Saturday, May 11, 2013

The Real Housewives of Magic Kingdom

The Disney Princess product line has been a major cash cow for the Walt Disney Company ever since it was created.  Today, the sorority welcomes its newest member, Princess Merida from Pixar's original fairy tale, Brave.  Disney is pulling out all of the stops in honor of the fiery-haired Scot, including a coronation ceremony at the Magic Kingdom in Orlando.  With her new status also comes a new look so that she can fit in with Snow White, Cinderella, and the rest of the Stepford Princesses

Here is Merida as she appeared in Brave:



And here's the redesign:

Holy HGH, Batman!

Some family and progressive groups have been up in arms over the changes claiming that Merida has been made sexier, more mature, and robbed of her sporty self-reliance.

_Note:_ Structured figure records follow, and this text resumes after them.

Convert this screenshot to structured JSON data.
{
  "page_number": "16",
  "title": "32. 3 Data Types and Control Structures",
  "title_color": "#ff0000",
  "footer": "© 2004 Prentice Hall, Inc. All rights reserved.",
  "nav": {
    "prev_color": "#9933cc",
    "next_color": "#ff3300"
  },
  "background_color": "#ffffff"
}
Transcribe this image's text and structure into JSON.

I'm not going to get into the gender politics of the Disney Princess franchise. The issue is a big enough quagmire already and I don't feel like wading in and soiling my good sandals with summer right around the corner.  Plus, it obfuscates the real issue here: the redesign looks AWFUL and adds to the detrimental legacy of the entire Disney Princess concept.

Judging art may be largely subjective, but I really don't feel like this is the same character.  Obviously Merida would have to be redesigned for two dimensions, but there is a right and wrong way to do it.  The red hair and the styling of the dress are the only indicators that this is supposed to be Merida, but even those have been changed to look sleeker and more stylish.  Her hair was a primary symbol of her personality, and to limit that is a crucial mistake in her characterization.  This isn't new though.  Go check out the rest of the Princesses here.  They've even included pictures from their respective movies so you can see just how badly they screwed up when adapting their character models.

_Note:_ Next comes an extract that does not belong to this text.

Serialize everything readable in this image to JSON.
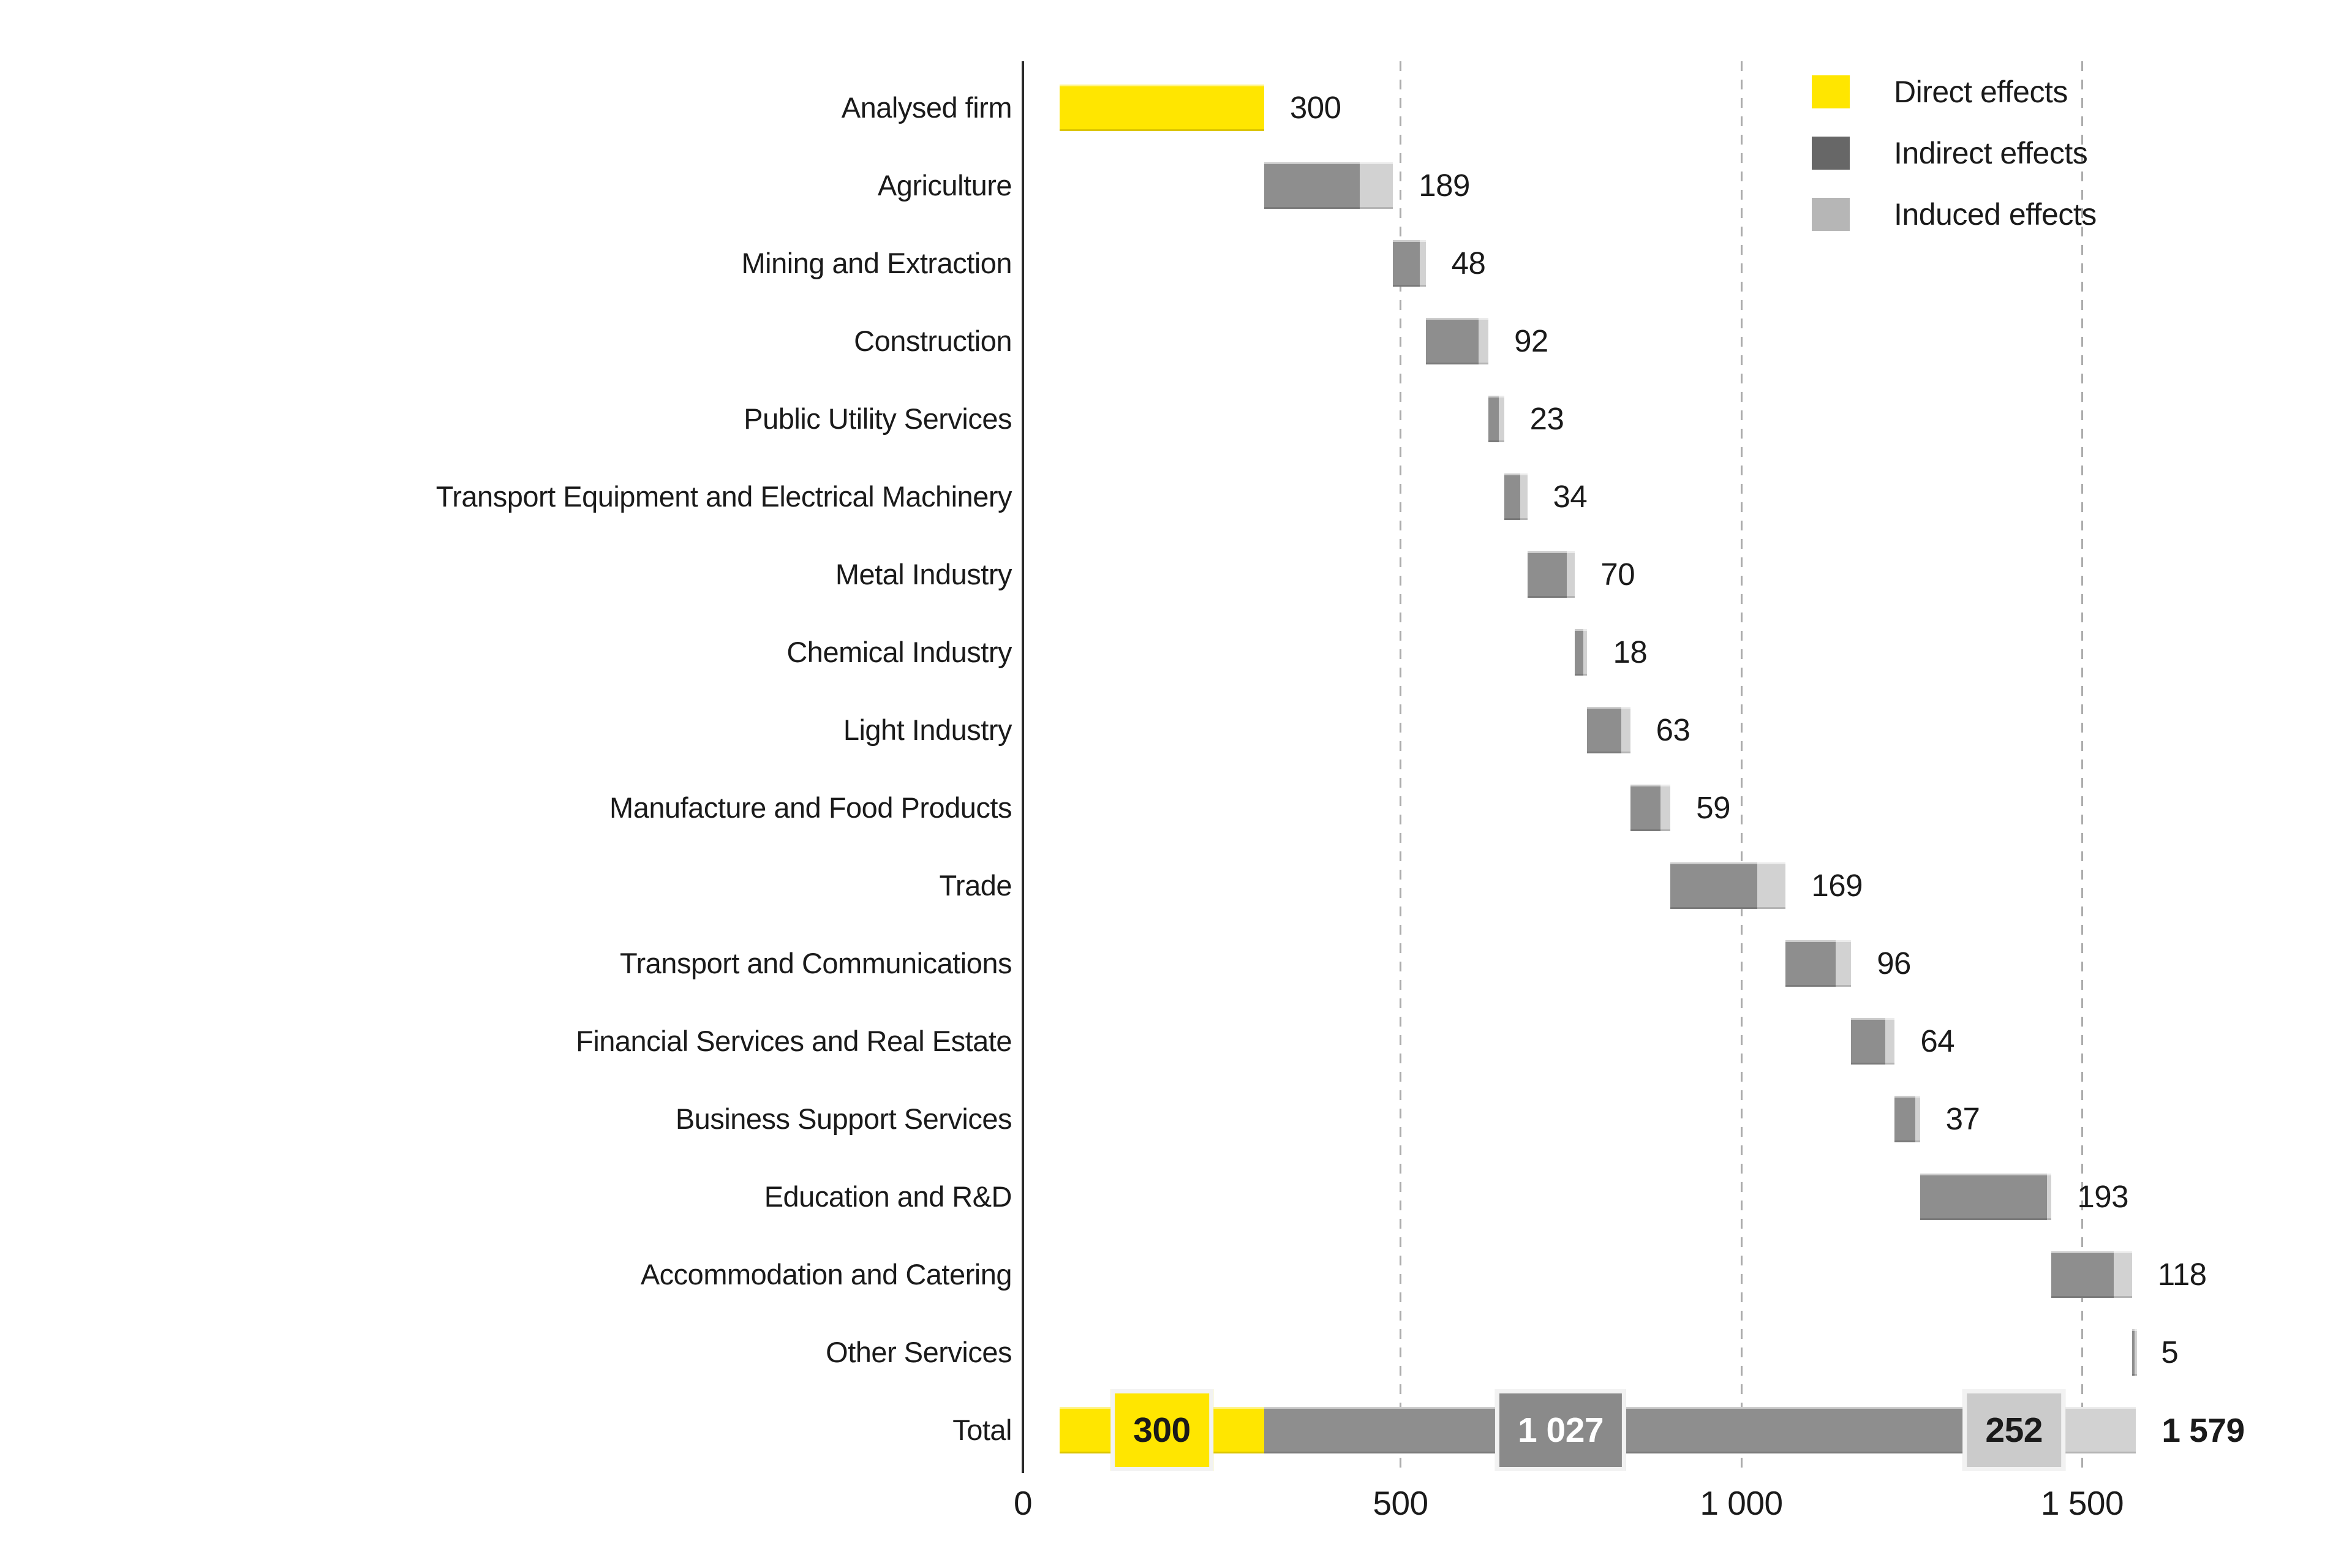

My male gonads may be showing here, but I just don't see the Princess line as anything other than a cheap marketing ploy.  I won't deny that there are legions of kids who want to be able to dress up and play with their favorite Disney characters.  That is a fair enough point and there was very likely a market for it prior to its conception.  I'm not even going to fault the company for doing something that is designed to make money. As much as I love prestige pieces and have a strong "ars gratia artis" attitude towards animation as a whole, it is show business.  My beef stems from the fact that these ladies have forced a creative bottleneck in the output of the studio.

As an example: of the current eleven princesses, only three of them are from the classic Disney era (Snow White, Cinderella, and Aurora).  The rest were all created after 1989. Nine princesses in the last twenty-four years versus three in the first fifty!  Because of the company's insistence on perpetuating this brand, great original movies like Lilo & Stitch don't get the same level of recognition because they lack a princess.  It's gotten so bad that when I saw the first preview glimpses of Big Hero 6 earlier this week, my first thought was, "this really doesn't feel like a Disney movie."  Me...whose favorite Disney film is Fantasia!  

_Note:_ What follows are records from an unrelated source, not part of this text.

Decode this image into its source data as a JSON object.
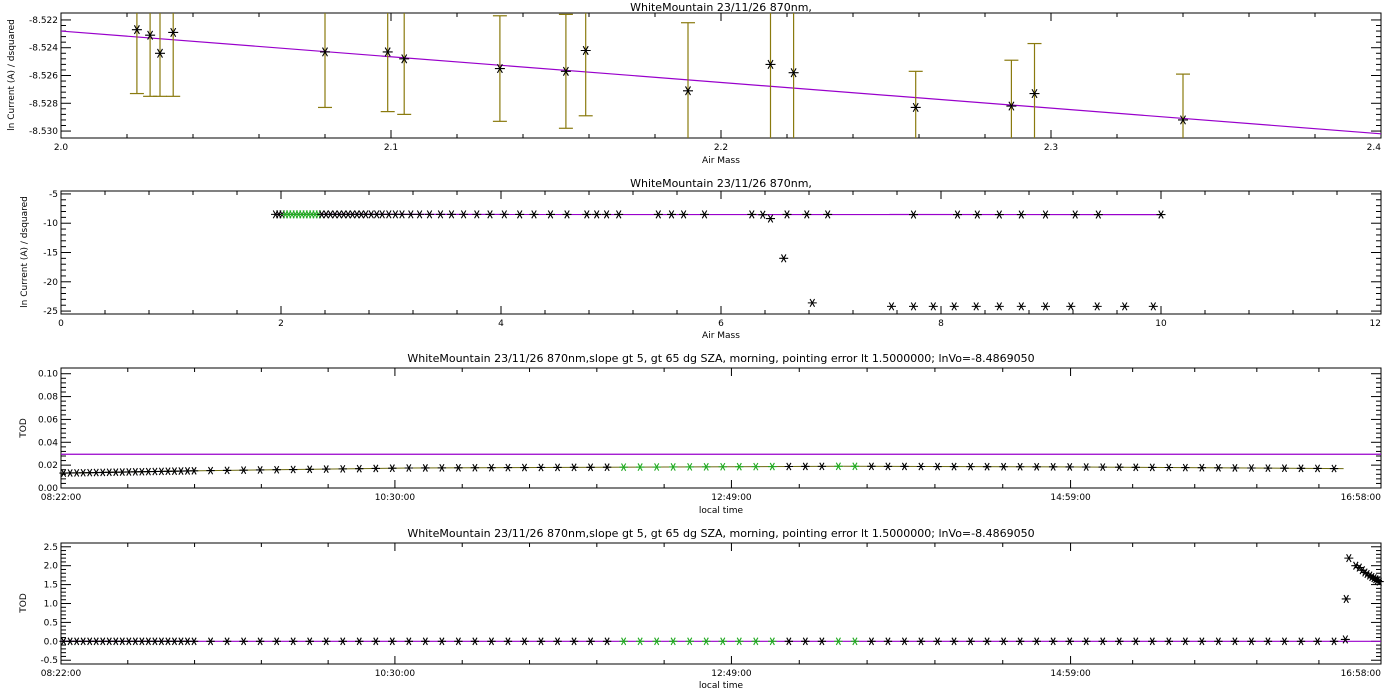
{
  "colors": {
    "fit": "#9900cc",
    "errbar": "#8a7a0e",
    "selected": "#22aa22",
    "points": "#000000",
    "background": "#ffffff"
  },
  "chart_data": [
    {
      "type": "scatter",
      "title": "WhiteMountain 23/11/26 870nm,",
      "xlabel": "Air Mass",
      "ylabel": "ln Current (A) / dsquared",
      "xlim": [
        2.0,
        2.4
      ],
      "ylim": [
        -8.5305,
        -8.5215
      ],
      "xticks": [
        2.0,
        2.1,
        2.2,
        2.3,
        2.4
      ],
      "xtick_labels": [
        "2.0",
        "2.1",
        "2.2",
        "2.3",
        "2.4"
      ],
      "yticks": [
        -8.522,
        -8.524,
        -8.526,
        -8.528,
        -8.53
      ],
      "ytick_labels": [
        "-8.522",
        "-8.524",
        "-8.526",
        "-8.528",
        "-8.530"
      ],
      "fit_line": {
        "x": [
          2.0,
          2.4
        ],
        "y": [
          -8.5228,
          -8.5302
        ]
      },
      "points": [
        {
          "x": 2.023,
          "y": -8.5227,
          "err": 0.0046
        },
        {
          "x": 2.027,
          "y": -8.5231,
          "err": 0.0044
        },
        {
          "x": 2.03,
          "y": -8.5244,
          "err": 0.0031
        },
        {
          "x": 2.034,
          "y": -8.5229,
          "err": 0.0046
        },
        {
          "x": 2.08,
          "y": -8.5243,
          "err": 0.004
        },
        {
          "x": 2.099,
          "y": -8.5243,
          "err": 0.0043
        },
        {
          "x": 2.104,
          "y": -8.5248,
          "err": 0.004
        },
        {
          "x": 2.133,
          "y": -8.5255,
          "err": 0.0038
        },
        {
          "x": 2.153,
          "y": -8.5257,
          "err": 0.0041
        },
        {
          "x": 2.159,
          "y": -8.5242,
          "err": 0.0047
        },
        {
          "x": 2.19,
          "y": -8.5271,
          "err": 0.0049
        },
        {
          "x": 2.215,
          "y": -8.5252,
          "err": 0.0055
        },
        {
          "x": 2.222,
          "y": -8.5258,
          "err": 0.0052
        },
        {
          "x": 2.259,
          "y": -8.5283,
          "err": 0.0026
        },
        {
          "x": 2.288,
          "y": -8.5282,
          "err": 0.0033
        },
        {
          "x": 2.295,
          "y": -8.5273,
          "err": 0.0036
        },
        {
          "x": 2.34,
          "y": -8.5292,
          "err": 0.0033
        }
      ]
    },
    {
      "type": "scatter",
      "title": "WhiteMountain 23/11/26 870nm,",
      "xlabel": "Air Mass",
      "ylabel": "ln Current (A) / dsquared",
      "xlim": [
        0,
        12
      ],
      "ylim": [
        -25.5,
        -4.5
      ],
      "xticks": [
        0,
        2,
        4,
        6,
        8,
        10,
        12
      ],
      "xtick_labels": [
        "0",
        "2",
        "4",
        "6",
        "8",
        "10",
        "12"
      ],
      "yticks": [
        -5,
        -10,
        -15,
        -20,
        -25
      ],
      "ytick_labels": [
        "-5",
        "-10",
        "-15",
        "-20",
        "-25"
      ],
      "fit_line": {
        "x": [
          1.95,
          10.0
        ],
        "y": [
          -8.49,
          -8.53
        ]
      },
      "points_x": [
        1.95,
        1.98,
        2.01,
        2.04,
        2.07,
        2.1,
        2.13,
        2.16,
        2.19,
        2.22,
        2.25,
        2.28,
        2.31,
        2.34,
        2.37,
        2.41,
        2.45,
        2.49,
        2.53,
        2.57,
        2.61,
        2.65,
        2.69,
        2.73,
        2.77,
        2.82,
        2.87,
        2.92,
        2.98,
        3.04,
        3.1,
        3.18,
        3.26,
        3.35,
        3.45,
        3.55,
        3.66,
        3.78,
        3.9,
        4.03,
        4.17,
        4.3,
        4.45,
        4.6,
        4.78,
        4.87,
        4.96,
        5.07,
        5.43,
        5.55,
        5.66,
        5.85,
        6.28,
        6.38,
        6.45,
        6.6,
        6.78,
        6.97,
        7.75,
        8.15,
        8.33,
        8.53,
        8.73,
        8.95,
        9.22,
        9.43,
        10.0,
        6.57,
        6.83,
        7.55,
        7.75,
        7.93,
        8.12,
        8.32,
        8.53,
        8.73,
        8.95,
        9.18,
        9.42,
        9.67,
        9.93
      ],
      "points_y": [
        -8.49,
        -8.49,
        -8.49,
        -8.49,
        -8.49,
        -8.49,
        -8.49,
        -8.49,
        -8.49,
        -8.49,
        -8.49,
        -8.49,
        -8.49,
        -8.49,
        -8.49,
        -8.49,
        -8.49,
        -8.49,
        -8.49,
        -8.49,
        -8.49,
        -8.49,
        -8.49,
        -8.49,
        -8.49,
        -8.49,
        -8.49,
        -8.49,
        -8.49,
        -8.49,
        -8.49,
        -8.49,
        -8.49,
        -8.49,
        -8.49,
        -8.49,
        -8.49,
        -8.49,
        -8.49,
        -8.49,
        -8.5,
        -8.5,
        -8.5,
        -8.5,
        -8.5,
        -8.5,
        -8.5,
        -8.5,
        -8.5,
        -8.5,
        -8.5,
        -8.5,
        -8.5,
        -8.55,
        -9.2,
        -8.5,
        -8.5,
        -8.5,
        -8.52,
        -8.52,
        -8.52,
        -8.52,
        -8.52,
        -8.52,
        -8.52,
        -8.52,
        -8.52,
        -16.0,
        -23.6,
        -24.2,
        -24.2,
        -24.2,
        -24.2,
        -24.2,
        -24.2,
        -24.2,
        -24.2,
        -24.2,
        -24.2,
        -24.2,
        -24.2
      ],
      "selected_x_range": [
        2.02,
        2.35
      ]
    },
    {
      "type": "scatter",
      "title": "WhiteMountain 23/11/26 870nm,slope gt 5, gt 65 dg SZA, morning, pointing error lt 1.5000000; lnVo=-8.4869050",
      "xlabel": "local time",
      "ylabel": "TOD",
      "xlim": [
        0,
        30360
      ],
      "ylim": [
        0,
        0.105
      ],
      "xticks": [
        0,
        7680,
        15420,
        23220,
        30360
      ],
      "xtick_labels": [
        "08:22:00",
        "10:30:00",
        "12:49:00",
        "14:59:00",
        "16:58:00"
      ],
      "yticks": [
        0,
        0.02,
        0.04,
        0.06,
        0.08,
        0.1
      ],
      "ytick_labels": [
        "0.00",
        "0.02",
        "0.04",
        "0.06",
        "0.08",
        "0.10"
      ],
      "hline": 0.0295,
      "tod_series": [
        {
          "t": [
            0,
            3000
          ],
          "v": [
            0.013,
            0.015
          ]
        },
        {
          "t": [
            3000,
            8000
          ],
          "v": [
            0.015,
            0.0175
          ]
        },
        {
          "t": [
            8000,
            18000
          ],
          "v": [
            0.0175,
            0.019
          ]
        },
        {
          "t": [
            18000,
            23000
          ],
          "v": [
            0.019,
            0.0185
          ]
        },
        {
          "t": [
            23000,
            29500
          ],
          "v": [
            0.0185,
            0.017
          ]
        }
      ],
      "selected_t_ranges": [
        [
          12900,
          16700
        ],
        [
          17650,
          18300
        ]
      ]
    },
    {
      "type": "scatter",
      "title": "WhiteMountain 23/11/26 870nm,slope gt 5, gt 65 dg SZA, morning, pointing error lt 1.5000000; lnVo=-8.4869050",
      "xlabel": "local time",
      "ylabel": "TOD",
      "xlim": [
        0,
        30360
      ],
      "ylim": [
        -0.6,
        2.6
      ],
      "xticks": [
        0,
        7680,
        15420,
        23220,
        30360
      ],
      "xtick_labels": [
        "08:22:00",
        "10:30:00",
        "12:49:00",
        "14:59:00",
        "16:58:00"
      ],
      "yticks": [
        -0.5,
        0.0,
        0.5,
        1.0,
        1.5,
        2.0,
        2.5
      ],
      "ytick_labels": [
        "-0.5",
        "0.0",
        "0.5",
        "1.0",
        "1.5",
        "2.0",
        "2.5"
      ],
      "tod_baseline": 0.0,
      "late_points": [
        {
          "t": 29540,
          "v": 0.05
        },
        {
          "t": 29560,
          "v": 1.12
        },
        {
          "t": 29620,
          "v": 2.2
        },
        {
          "t": 29780,
          "v": 2.0
        },
        {
          "t": 29860,
          "v": 1.95
        },
        {
          "t": 29930,
          "v": 1.88
        },
        {
          "t": 29990,
          "v": 1.82
        },
        {
          "t": 30040,
          "v": 1.78
        },
        {
          "t": 30100,
          "v": 1.74
        },
        {
          "t": 30150,
          "v": 1.7
        },
        {
          "t": 30200,
          "v": 1.67
        },
        {
          "t": 30240,
          "v": 1.64
        },
        {
          "t": 30280,
          "v": 1.61
        },
        {
          "t": 30320,
          "v": 1.58
        }
      ],
      "selected_t_ranges": [
        [
          12900,
          16700
        ],
        [
          17650,
          18300
        ]
      ]
    }
  ]
}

Disney needs to start experimenting again.  Wreck-It Ralph was fantastic as well as completely different from anything else in the studio's library.  Big Hero 6 is the first Marvel-based animated film since the comic company was purchased outright and also looks refreshingly different.  We need more of these and less princesses.  Go back to the way the studio was in its heyday, and even the few decades afterwards if necessary. Kids will still buy the toys even of they don't pander to the Pretty Pretty Princess crowd.